- Start dateOctober 1, 2017
- Runtime31 months
- ContactNathan Bowden
The ISRO project delivers a proof-of-principle of organic solvent nanofiltration-based solvent recovery for two cases.
The first case is an integration of OSN with the current distillation process at IOI Bunge Loders Croklaan, making distillation significantly less energy intensive. The second case is TUSTI, where OSN is used to recover spent high boiler solvent for direct reuse in the cleaning process, thereby bringing significant savings in transportation costs while also making the bio-diesel process more energy efficient.
Organic solvent nanofiltration (OSN) is an emerging technology that is recognized for its facilitation perspectives of recycling organic solvents in industrial processes. In the ongoing JIP project EEMBAR, it has been found through on site pilot trials that OSN has the potential to reduce the energy requirements of the distillation based acetone recovery process in place at IOI LC by 50%. Although a proof-of-principle using SolSep’ s spiral-wound elements was shown, the difference between small scale experiments in the lab and piloting was found to be larger than anticipated.

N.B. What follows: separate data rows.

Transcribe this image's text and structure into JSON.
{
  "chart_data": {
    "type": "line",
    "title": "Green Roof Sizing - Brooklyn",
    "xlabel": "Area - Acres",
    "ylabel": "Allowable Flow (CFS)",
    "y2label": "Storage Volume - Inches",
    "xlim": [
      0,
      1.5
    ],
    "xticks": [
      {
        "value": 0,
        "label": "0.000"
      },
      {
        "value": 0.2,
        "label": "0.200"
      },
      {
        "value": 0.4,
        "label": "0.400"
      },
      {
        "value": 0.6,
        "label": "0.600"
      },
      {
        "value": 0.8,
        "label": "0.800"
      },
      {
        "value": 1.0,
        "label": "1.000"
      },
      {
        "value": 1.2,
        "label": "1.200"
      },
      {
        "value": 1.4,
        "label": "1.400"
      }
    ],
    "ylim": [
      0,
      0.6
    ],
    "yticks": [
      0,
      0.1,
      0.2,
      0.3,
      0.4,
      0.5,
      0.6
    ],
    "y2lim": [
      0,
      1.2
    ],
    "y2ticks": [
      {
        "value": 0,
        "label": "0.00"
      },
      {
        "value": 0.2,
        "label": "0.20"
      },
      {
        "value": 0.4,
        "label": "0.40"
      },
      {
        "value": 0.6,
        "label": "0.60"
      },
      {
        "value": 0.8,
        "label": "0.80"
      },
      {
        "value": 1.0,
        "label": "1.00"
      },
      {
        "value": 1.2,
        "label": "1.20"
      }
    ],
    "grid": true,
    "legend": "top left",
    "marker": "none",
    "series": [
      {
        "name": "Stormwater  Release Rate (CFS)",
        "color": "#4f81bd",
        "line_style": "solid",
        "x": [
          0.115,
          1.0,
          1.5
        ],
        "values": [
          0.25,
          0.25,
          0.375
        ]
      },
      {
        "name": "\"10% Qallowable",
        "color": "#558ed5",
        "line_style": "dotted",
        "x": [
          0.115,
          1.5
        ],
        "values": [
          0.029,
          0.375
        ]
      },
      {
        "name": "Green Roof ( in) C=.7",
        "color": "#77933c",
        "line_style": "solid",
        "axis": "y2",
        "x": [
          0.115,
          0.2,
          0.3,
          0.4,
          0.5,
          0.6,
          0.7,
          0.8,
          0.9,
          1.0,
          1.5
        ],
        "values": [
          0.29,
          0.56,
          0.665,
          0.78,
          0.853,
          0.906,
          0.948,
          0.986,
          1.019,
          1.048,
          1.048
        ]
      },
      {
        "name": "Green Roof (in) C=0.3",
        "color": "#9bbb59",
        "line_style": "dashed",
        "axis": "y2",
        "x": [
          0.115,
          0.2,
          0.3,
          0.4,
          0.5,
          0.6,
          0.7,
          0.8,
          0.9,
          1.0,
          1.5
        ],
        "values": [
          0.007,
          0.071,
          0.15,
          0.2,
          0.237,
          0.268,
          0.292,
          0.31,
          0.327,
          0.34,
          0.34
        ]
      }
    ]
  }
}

Scale-up challenges are assumed to arise from the specific nature of the vegetable oil as well as the relatively high oil concentrations the membrane should handle, and their impact on mass transfer. As there is a clear outlook that this concept can be optimized to a satisfactory solution in the industrial environment (TRL 7), specific developments in module design will be addressed.
To further demonstrate the viability of OSN for solvent recovery from edible oils and leverage the advancements in membrane/ module design, a second industrial process will be studied, i.e. the reuse of high boiler solvent from a cleaning solution in a plastics recycling process at TUSTI. The cleaning liquid and grease are now fed to a bio-diesel facility, where the cleaning liquid is purified and shipped back to TUSTI. In addition to polymeric OSN modules, advanced functionalized ceramic membranes will be made for the separation cases by VITO.
The result of the project is the proof-of-principle of OSN-based solvent recovery for both application cases, which will be studied through long term on site piloting on real industrial oil/ solvent mixtures at the industrial sites.
A successful integration of OSN with the current distillation process will make recovery of acetone at IOI LC significantly less energy intensive, while also offering the opportunity to debottleneck distillation in terms of capacity at lower costs and requiring a significantly smaller footprint compared to distillation.
For TUSTI, recovery of spent high boiler solvent by OSN would allow direct reuse in the cleaning process, bring significant savings in transportation costs while also making the bio-diesel process more efficient. In addition to two end-users (IOI LC and TUSTI) and two membrane suppliers (SolSep and VITO), the multidisciplinary consortium further consists of MTSA and TU Eindhoven (process modeling, design, integration and costing) and ISPT (project management, dissemination and valorization), providing essential support for the technological work and the business cases.